The Answer of Jesus to the Verdict of the Jerusalem Scribes and the Intervention of His Family. The introduction of this section would naturally link with Mark 3:6. Jesus returns home (presumably, to the house of Simon in Capernaum) after the second scene in the synagogue in Mark 3:1. Mk. has broken the thread of the original tradition in order to insert the list of the apostles. He certainly divides Mark 3:20 f. from Mark 3:31 in order to associate with the judgment of the relatives of Jesus the still more outrageous verdict of the scribes from Jerusalem. The statement that the relatives of Jesus thought Him beside Himself (perhaps in a state of unbalanced ecstacy), is peculiar to Mk:. It is, however, necessary as leading up to the closing incident of the chapter. The incident in which Jesus disowns His family is only intelligible in Mk. On the other hand, Mk. does not, like Matthew 12:22, cite a particular miracle as the occasion of the charge that Jesus was in league with the Evil One. He may regard the saying as a deliberate verdict of the official leaders of religion on the whole activity of Jesus. The relatives of Jesus doubted His sanity: the scribes denied His moral sincerity. [74] The reply to the scribes is given in parables (mentioned now for the first time). The scribal theory of exorcism was easy and convenient, but it implied an illogical division in the Satanic power. Since the overthrow of the spirits of evil is obvious, the advent of the higher power must be presupposed. Like one of the OT prophets, Jesus repudiates passionately the thoughtless denial of the purity of His inspiration. The sin against the Holy Ghost seems to lie in the intellectual laziness and moral insincerity which prefers to confound black and white, rather than recognise the coming of God in a new and unexpected quarter. Mk. may derive his version of the utterance of Jesus from Q (pp. 672, 675, 678). But it differs from the parallels in Mt. and Lk. at one or two points especially in Mark 3:28, sons of men, where Mt. and Lk. have a reference to the Son of Man. It is difficult to decide the question of priority (see Montefiore, i. 117). It is more important to recognise that Mk. seems to know some record or records of the teaching of Jesus from which he inserts sayings that bear on the points of special interest to himself and his readers.

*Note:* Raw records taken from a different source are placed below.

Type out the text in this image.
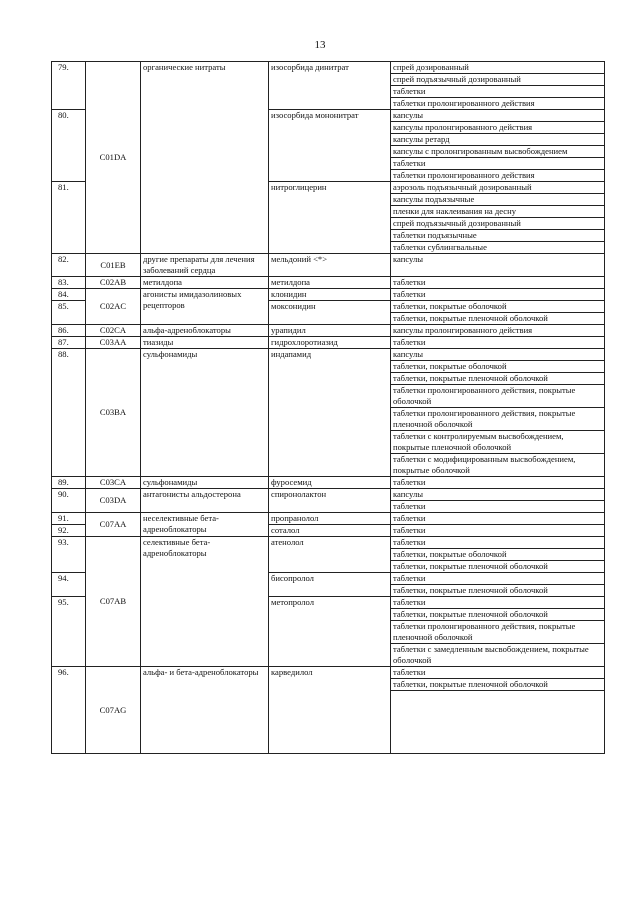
13
79.	C01DA	органические нитраты	изосорбида динитрат	спрей дозированный
				спрей подъязычный дозированный
				таблетки
				таблетки пролонгированного действия
80.			изосорбида мононитрат	капсулы
				капсулы пролонгированного действия
				капсулы ретард
				капсулы с пролонгированным высвобождением
				таблетки
				таблетки пролонгированного действия
81.			нитроглицерин	аэрозоль подъязычный дозированный
				капсулы подъязычные
				пленки для наклеивания на десну
				спрей подъязычный дозированный
				таблетки подъязычные
				таблетки сублингвальные
82.	C01EB	другие препараты для лечения заболеваний сердца	мельдоний <*>	капсулы
83.	C02AB	метилдопа	метилдопа	таблетки
84.	C02AC	агонисты имидазолиновых рецепторов	клонидин	таблетки
85.			моксонидин	таблетки, покрытые оболочкой
				таблетки, покрытые пленочной оболочкой
86.	C02CA	альфа-адреноблокаторы	урапидил	капсулы пролонгированного действия
87.	C03AA	тиазиды	гидрохлоротиазид	таблетки
88.	C03BA	сульфонамиды	индапамид	капсулы
				таблетки, покрытые оболочкой
				таблетки, покрытые пленочной оболочкой
				таблетки пролонгированного действия, покрытые оболочкой
				таблетки пролонгированного действия, покрытые пленочной оболочкой
				таблетки с контролируемым высвобождением, покрытые пленочной оболочкой
				таблетки с модифицированным высвобождением, покрытые оболочкой
89.	C03CA	сульфонамиды	фуросемид	таблетки
90.	C03DA	антагонисты альдостерона	спиронолактон	капсулы
				таблетки
91.	C07AA	неселективные бета-адреноблокаторы	пропранолол	таблетки
92.			соталол	таблетки
93.	C07AB	селективные бета-адреноблокаторы	атенолол	таблетки
				таблетки, покрытые оболочкой
				таблетки, покрытые пленочной оболочкой
94.			бисопролол	таблетки
				таблетки, покрытые пленочной оболочкой
95.			метопролол	таблетки
				таблетки, покрытые пленочной оболочкой
				таблетки пролонгированного действия, покрытые пленочной оболочкой
				таблетки с замедленным высвобождением, покрытые оболочкой
96.	C07AG	альфа- и бета-адреноблокаторы	карведилол	таблетки
				таблетки, покрытые пленочной оболочкой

What Jesus said about exorcism concerns one of these points.

[74] [Spitta suggests (a) that his friends (21) means not his relatives but his disciples, (b) that the subject of the verb rendered is beside himself is the crowd, which has fallen out of the text together with the miracles recorded by Mt. and Lk. A. J. GJ

Mark 3:22. Beelzebub lord of flies (cƒ. 2 Kings 1:2 *). The better reading is Beelzebul, the meaning of which is doubtful, perhaps Lord of dung or Lord of the habitation (see Swete).

Mark 3:31. The crowd that gathered in Mark 3:20 is still round Jesus, so His mother and brethren can reach Him only by sending a message. Jesus refuses to recognise their claim to interfere, and enlarges the bounds of the Holy Family to include as His kinsfolk all who do God's will. This incident, undoubtedly historic, is difficult to reconcile with the story of the Virgin Birth. The silence as to Joseph is sometimes attributed to dogmatic reasons, but is better explained by the probability that he was already dead.